Now, it's important to note that meaning can come from any form of growth—you don't have to reproduce to find meaning, nor do you have to work a specific job or get married or whatever else you might think society is pressuring you to do. Yes, it is true that children, a rewarding profession, and marriage can lead to a sense of meaning, but so can mastering a skill or being a teacher. You really do get to choose your hard.
Just make sure that you choose wisely. While you can always change direction in life, some of the hard things are hard because they require commitment. You generally, for example, shouldn't abandon your children, divorce your spouse on a whim, or quit your job without enough money to sustain yourself and your family. So make sure that you can commit or responsibly transition in another direction (i.e., without hurting anyone) if you do make a choice that leads to long-term responsibility.
Life can be simplified greatly down to the basics. You don't have to do anything above the bare minimum to sustain yourself and live peacefully in society. There are some people who choose to live on the road or the street for the sole purpose of being as free and living as simple as a life as possible. So anything you are doing that's more difficult than that is, in fact, a choice. And with that knowledge in mind, the best way to view what to do with your life from there is to choose your hard. Jerry Seinfeld called it, "finding the misery you can live with" to explain this concept. If you can find what aspects of your life you want to be difficult because it will make it more rewarding, then that's what you should go after.

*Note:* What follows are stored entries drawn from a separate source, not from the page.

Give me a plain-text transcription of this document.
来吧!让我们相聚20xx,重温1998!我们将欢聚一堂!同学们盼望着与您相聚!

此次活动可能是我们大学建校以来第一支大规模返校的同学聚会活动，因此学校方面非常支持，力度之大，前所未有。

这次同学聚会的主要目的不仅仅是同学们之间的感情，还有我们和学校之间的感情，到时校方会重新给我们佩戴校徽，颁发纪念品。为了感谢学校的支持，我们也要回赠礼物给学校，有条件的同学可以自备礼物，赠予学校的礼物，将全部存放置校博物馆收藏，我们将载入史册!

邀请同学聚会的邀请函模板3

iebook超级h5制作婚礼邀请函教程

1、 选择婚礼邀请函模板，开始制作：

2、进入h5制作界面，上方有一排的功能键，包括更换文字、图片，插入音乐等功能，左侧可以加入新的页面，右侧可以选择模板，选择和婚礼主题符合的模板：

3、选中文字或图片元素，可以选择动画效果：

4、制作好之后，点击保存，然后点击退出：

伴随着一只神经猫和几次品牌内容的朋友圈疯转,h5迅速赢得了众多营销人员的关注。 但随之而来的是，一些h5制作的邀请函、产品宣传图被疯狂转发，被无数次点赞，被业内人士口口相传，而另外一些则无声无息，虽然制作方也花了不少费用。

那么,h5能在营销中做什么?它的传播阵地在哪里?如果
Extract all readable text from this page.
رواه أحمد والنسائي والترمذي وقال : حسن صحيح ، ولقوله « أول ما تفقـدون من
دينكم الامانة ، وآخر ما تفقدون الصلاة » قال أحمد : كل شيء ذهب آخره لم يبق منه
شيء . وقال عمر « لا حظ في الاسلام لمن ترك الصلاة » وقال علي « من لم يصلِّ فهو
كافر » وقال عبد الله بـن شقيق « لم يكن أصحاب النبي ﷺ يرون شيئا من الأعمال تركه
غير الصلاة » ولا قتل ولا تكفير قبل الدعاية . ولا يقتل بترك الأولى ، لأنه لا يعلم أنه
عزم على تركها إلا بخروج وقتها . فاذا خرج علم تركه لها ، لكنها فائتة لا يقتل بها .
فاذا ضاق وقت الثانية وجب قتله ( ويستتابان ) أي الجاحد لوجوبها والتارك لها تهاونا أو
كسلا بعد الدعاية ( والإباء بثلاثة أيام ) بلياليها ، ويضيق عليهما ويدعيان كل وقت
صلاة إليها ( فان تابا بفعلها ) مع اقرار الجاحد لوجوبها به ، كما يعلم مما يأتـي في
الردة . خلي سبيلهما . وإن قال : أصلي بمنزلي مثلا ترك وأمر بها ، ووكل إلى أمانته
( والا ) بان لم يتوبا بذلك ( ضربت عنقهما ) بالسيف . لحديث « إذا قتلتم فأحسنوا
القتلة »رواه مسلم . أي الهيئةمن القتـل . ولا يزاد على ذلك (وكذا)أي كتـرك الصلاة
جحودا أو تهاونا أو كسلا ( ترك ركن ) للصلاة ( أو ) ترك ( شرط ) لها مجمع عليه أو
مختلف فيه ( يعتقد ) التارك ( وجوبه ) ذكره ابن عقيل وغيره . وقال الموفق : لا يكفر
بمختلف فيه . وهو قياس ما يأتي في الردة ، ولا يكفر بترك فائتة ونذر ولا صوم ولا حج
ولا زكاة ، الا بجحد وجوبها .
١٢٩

In short, don't think that the goal in life is simply to live an easy, pleasurable life. While that goal is valuable in many parts of life so you can focus on the most important aspects, the most important aspects are going to likely be ones that are difficult if you want them to be meaningful. While you shouldn't make something like a relationship intentionally harder than it has to be—that's sabotage, not rewarding difficulty—you can always add more difficult challenges to your life to push yourself to be better and accomplish more, which will lead to continued fulfillment as you succeed and thrive through your life's obstacles. Make the right choices for you, and you'll be on the path to life satisfaction.